Cyclones are common in the Arctic, but they tend to be most powerful in the winter, which is part of the reason scientists were so intrigued by the Great Arctic Cyclone of 2012. The other reason is that a just few weeks later, Arctic sea ice bottomed out at its lowest level in recorded history. While it was clear at the time that this record-breaking storm likely played a role, it was less clear whether these events offered preview of the future.
A new analysis suggests that perhaps they did.
The study, published last month in Geophysical Research Letters, concludes that Arctic cyclones—particularly summertime storms—will become more frequent and intense in the future, breaking up sea ice, battering coastlines, and amplifying the climate change-driven feedback loop already transforming life at the top of the world. It’s part of the ever-growing body of evidence of profound change in the Arctic.
The UK-based meteorologists behind the new paper
blended records of Arctic cyclones and models to perform their statistical analysis. They found that during years when the contrast between land and sea temperatures is greater—which tends to happen when air temperatures are higher, because a warmer atmosphere heats the land faster than it heats the ocean—the Arctic sees more cyclones.
“By comparing statistics for years with high land-sea thermal contrast against years with low, we demonstrate that storms over the Arctic Ocean will likely become more frequent and more dynamically intense as the climate warms,” the researchers write.
Xiangdong Zhang, an atmospheric scientist at the International Arctic Research Center (IARC), told Earther that the temperature gradient along coastlines is just one piece of a complex puzzle, adding there are “many other mechanisms also involved” in Arctic cyclone formation, including interactions between the stratosphere and the troposphere.
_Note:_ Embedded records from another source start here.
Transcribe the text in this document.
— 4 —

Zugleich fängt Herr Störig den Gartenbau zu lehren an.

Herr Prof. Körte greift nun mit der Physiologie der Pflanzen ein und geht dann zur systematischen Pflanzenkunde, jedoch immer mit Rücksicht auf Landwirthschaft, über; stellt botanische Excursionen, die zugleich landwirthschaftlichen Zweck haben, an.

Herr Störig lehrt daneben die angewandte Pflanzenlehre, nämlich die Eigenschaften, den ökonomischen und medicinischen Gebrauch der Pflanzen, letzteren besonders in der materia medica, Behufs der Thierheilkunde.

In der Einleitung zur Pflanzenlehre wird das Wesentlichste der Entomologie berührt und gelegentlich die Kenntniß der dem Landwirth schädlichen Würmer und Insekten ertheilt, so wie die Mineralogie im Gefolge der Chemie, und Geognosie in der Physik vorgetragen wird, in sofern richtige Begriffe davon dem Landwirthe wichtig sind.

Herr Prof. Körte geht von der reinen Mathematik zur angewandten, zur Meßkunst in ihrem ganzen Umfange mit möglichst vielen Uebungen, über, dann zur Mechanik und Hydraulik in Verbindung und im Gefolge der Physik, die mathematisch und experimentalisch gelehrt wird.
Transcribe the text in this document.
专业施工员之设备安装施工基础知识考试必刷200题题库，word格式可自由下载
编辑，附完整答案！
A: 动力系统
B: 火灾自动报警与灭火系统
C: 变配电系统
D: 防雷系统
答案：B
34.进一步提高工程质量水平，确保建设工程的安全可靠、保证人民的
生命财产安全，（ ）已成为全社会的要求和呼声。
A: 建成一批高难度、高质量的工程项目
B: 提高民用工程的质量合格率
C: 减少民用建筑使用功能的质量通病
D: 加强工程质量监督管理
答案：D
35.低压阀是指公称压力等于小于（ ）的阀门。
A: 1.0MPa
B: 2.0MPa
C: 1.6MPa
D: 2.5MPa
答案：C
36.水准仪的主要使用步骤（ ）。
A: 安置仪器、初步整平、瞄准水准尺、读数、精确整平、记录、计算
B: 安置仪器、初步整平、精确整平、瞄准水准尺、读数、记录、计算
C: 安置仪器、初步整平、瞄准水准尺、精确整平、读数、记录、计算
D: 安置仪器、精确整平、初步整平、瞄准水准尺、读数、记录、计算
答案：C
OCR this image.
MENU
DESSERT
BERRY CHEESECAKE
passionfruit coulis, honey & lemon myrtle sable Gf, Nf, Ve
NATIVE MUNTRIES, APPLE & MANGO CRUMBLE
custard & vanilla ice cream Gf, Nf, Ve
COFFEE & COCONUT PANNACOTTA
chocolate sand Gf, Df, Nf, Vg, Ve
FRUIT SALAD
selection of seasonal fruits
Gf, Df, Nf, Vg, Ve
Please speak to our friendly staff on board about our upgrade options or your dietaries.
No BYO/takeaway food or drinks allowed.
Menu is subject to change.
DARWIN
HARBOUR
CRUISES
Still, he agreed that Arctic cyclone activity could rev up as things heat up. In fact, his own seminal study in 2004 suggests this may already be happening.
John Walsh, a co-author on that 2004 study, told Earther the new paper’s methodology looked solid, “so the conclusion about a future increase of storminess seems well-supported.” He added that an increase in summer storminess, coupled with less sea ice to protect shorelines, could create a “double whammy for coastal communities.
“While open water may seem to favor increased navigation opportunities, coastal communities that rely on small boats for subsistence hunting may find an increase in the number of ‘unboatable’ open water days because storm-induced wave activity is too high,” Walsh told Earther via email.
Cecilia Bitz, a sea ice researcher at the University of Washington, noted that more summertime Arctic storms could further diminish the region’s sea ice, allowing the oceans to absorb and release more heat that essentially amplifies climate change’s effects. She thinks the Great Arctic Cyclone of 2012 “probably made the difference between  being a low year and the record low year,” for sea ice, a title it still holds.
Given the importance of these storms in shaping Arctic life, Steven Cavallo, a professor of meteorology at the University of Oklahoma, told Earther it’s vital we start to understand them better. Our data on Arctic cyclones is notorious spotty compared with, say, Atlantic hurricanes.
To that end, Cavallo is spearheading a 2020 airborne observation campaign that will target cyclones with the aim of pinning down the factors that cause them to form and amplify.
“We think the accumulation of all these [cyclone] events can account for up to 40 percent of the total sea ice loss for the season,” Cavallo said. “And that’s why it’s really important [to have field campaigns]. We’re just gathering this information from incomplete data.”